We come up on this car settin' square in the middle of the road down there by the Tucker ol' place. It was settin' there with it's lights on, radio goin' full blast and with all four doors and the trunk lid wide open. A feller looked like he was tryin' to jack up the back end of the car and his wife was wavin' around a flashlight, tryin' to shine it where he needed it. And there was a gaggle of young'uns runnin' around like a bunch of wild men, causin' all kinds of commotion. Some of 'em was playin' tag, some of 'em was hangin' out the winder and one little feller had figgered out how to turn the radio on and was switchin' back and forth from one station to another. The ol' boy back there tryin' to jack up the car looked like he was about ready to start pullin' his hair out.
It didn't take no rocket scientist to figger out what was goin' on. They was on their way on up the holler past our house to where their kinfolks live for Thanksgivin' when they had a flat tire. While the man and his wife was tryin' to fix it, one of the young'uns snuck off and come up here and knocked on the door. And you know the rest of it. As it turned out, there wasn't no big deal to it. And there usually ain't. Somethin' wakes you up and you start imaginin' all kinds of things.

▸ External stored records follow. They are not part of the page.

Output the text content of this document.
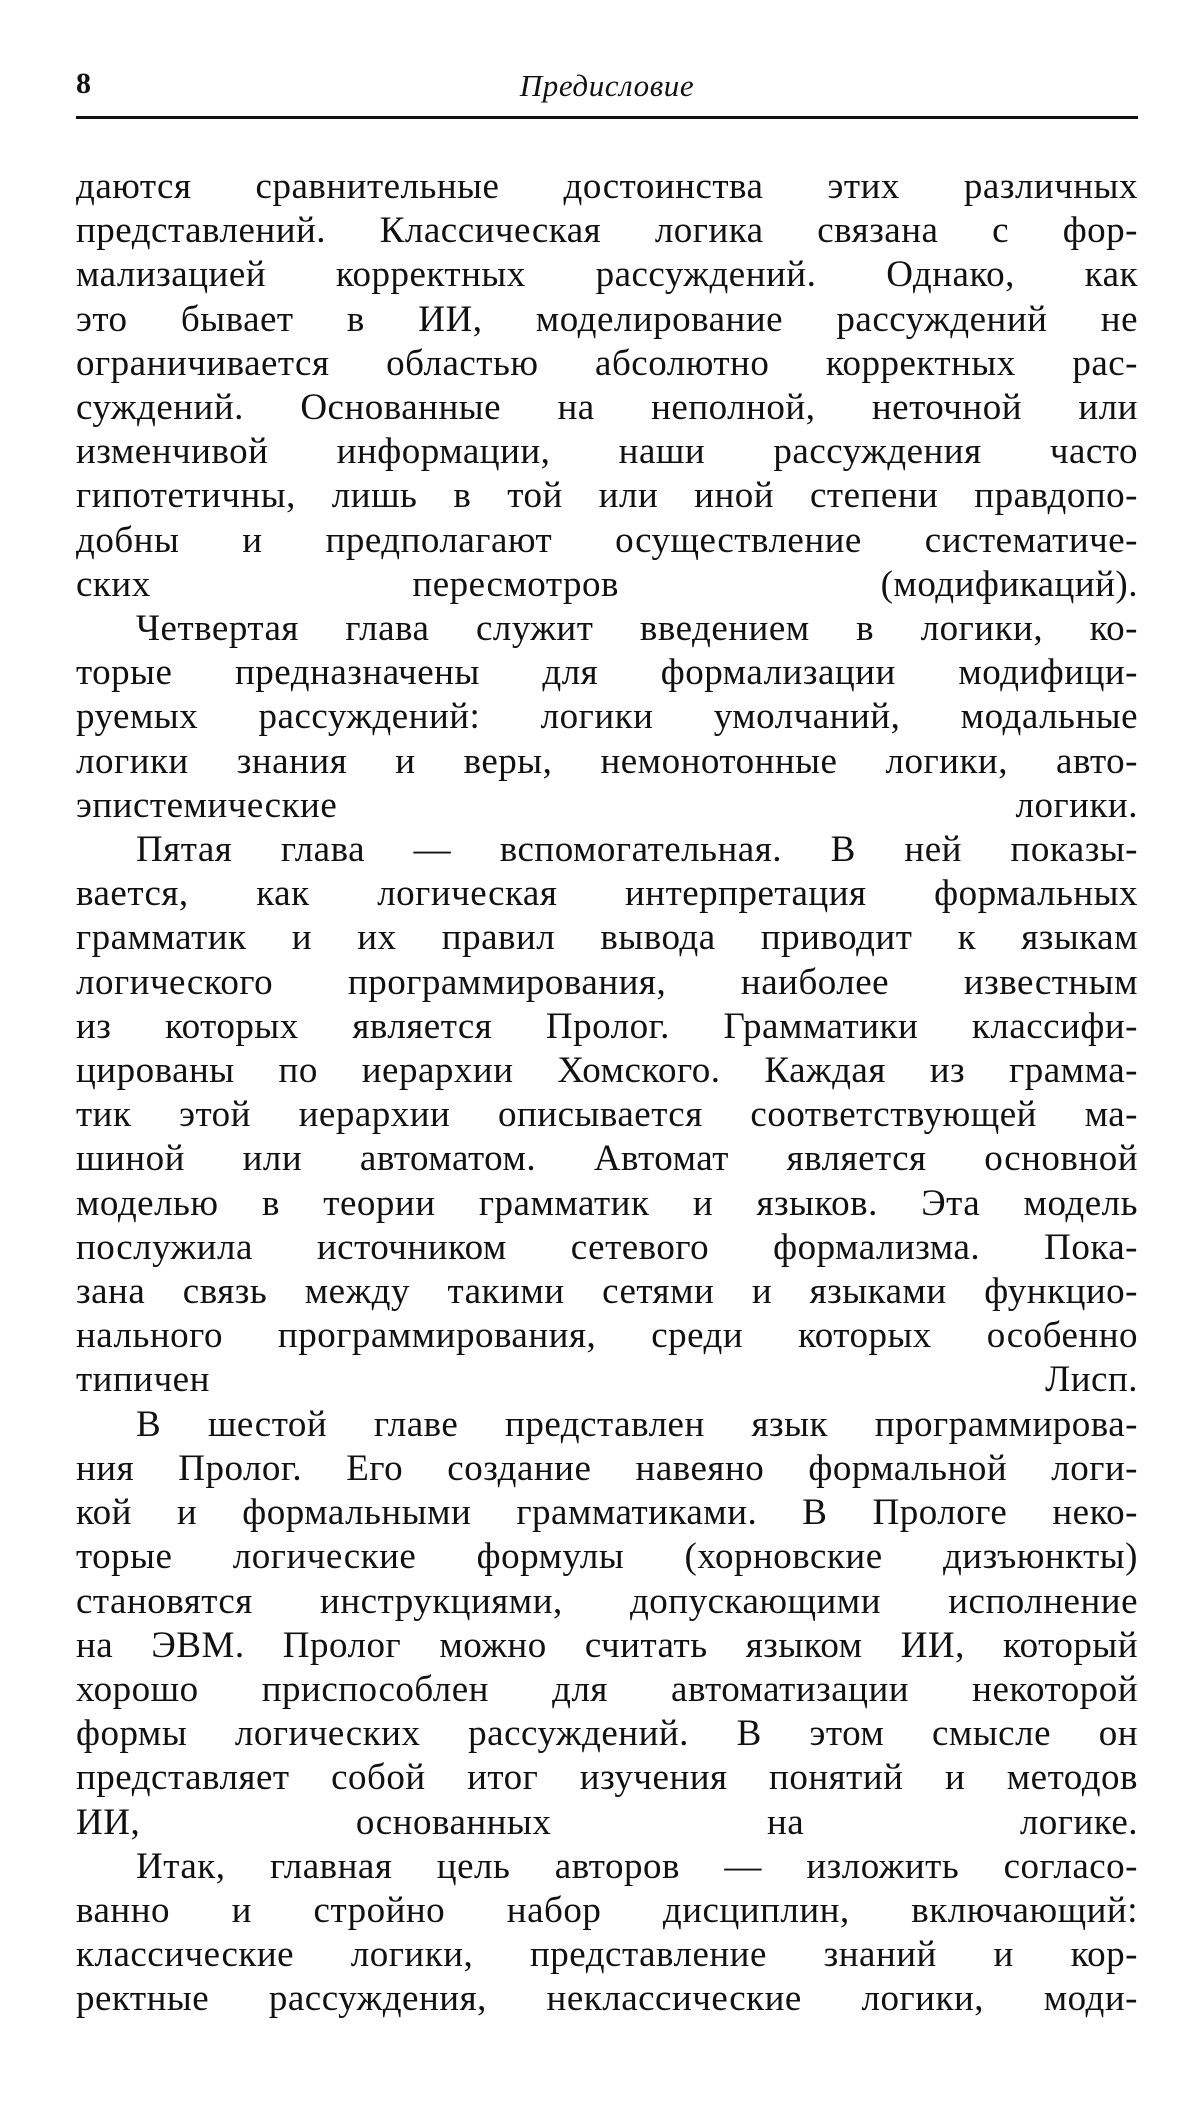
8	Предисловие

даются сравнительные достоинства этих различных
представлений. Классическая логика связана с фор-
мализацией корректных рассуждений. Однако, как
это бывает в ИИ, моделирование рассуждений не
ограничивается областью абсолютно корректных рас-
суждений. Основанные на неполной, неточной или
изменчивой информации, наши рассуждения часто
гипотетичны, лишь в той или иной степени правдопо-
добны и предполагают осуществление систематиче-
ских пересмотров (модификаций).

Четвертая глава служит введением в логики, ко-
торые предназначены для формализации модифици-
руемых рассуждений: логики умолчаний, модальные
логики знания и веры, немонотонные логики, авто-
эпистемические логики.

Пятая глава — вспомогательная. В ней показы-
вается, как логическая интерпретация формальных
грамматик и их правил вывода приводит к языкам
логического программирования, наиболее известным
из которых является Пролог. Грамматики классифи-
цированы по иерархии Хомского. Каждая из грамма-
тик этой иерархии описывается соответствующей ма-
шиной или автоматом. Автомат является основной
моделью в теории грамматик и языков. Эта модель
послужила источником сетевого формализма. Пока-
зана связь между такими сетями и языками функцио-
нального программирования, среди которых особенно
типичен Лисп.

В шестой главе представлен язык программирова-
ния Пролог. Его создание навеяно формальной логи-
кой и формальными грамматиками. В Прологе неко-
торые логические формулы (хорновские дизъюнкты)
становятся инструкциями, допускающими исполнение
на ЭВМ. Пролог можно считать языком ИИ, который
хорошо приспособлен для автоматизации некоторой
формы логических рассуждений. В этом смысле он
представляет собой итог изучения понятий и методов
ИИ, основанных на логике.

Итак, главная цель авторов — изложить согласо-
ванно и стройно набор дисциплин, включающий:
классические логики, представление знаний и кор-
ректные рассуждения, неклассические логики, моди-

Then you find out what really happened and it ain't nowhere near as bad as you'd pictured it up.
Seems to me that's usually the way it is. Most of the time the things we worry about ain't half as bad as we think they are. And that, my friends, is somethin' we can be thankful for on Thanksgivin'. Best wishes from me and Rosebud and ol' Denver up here in Gump Holler. And may all your emergencies be little ones.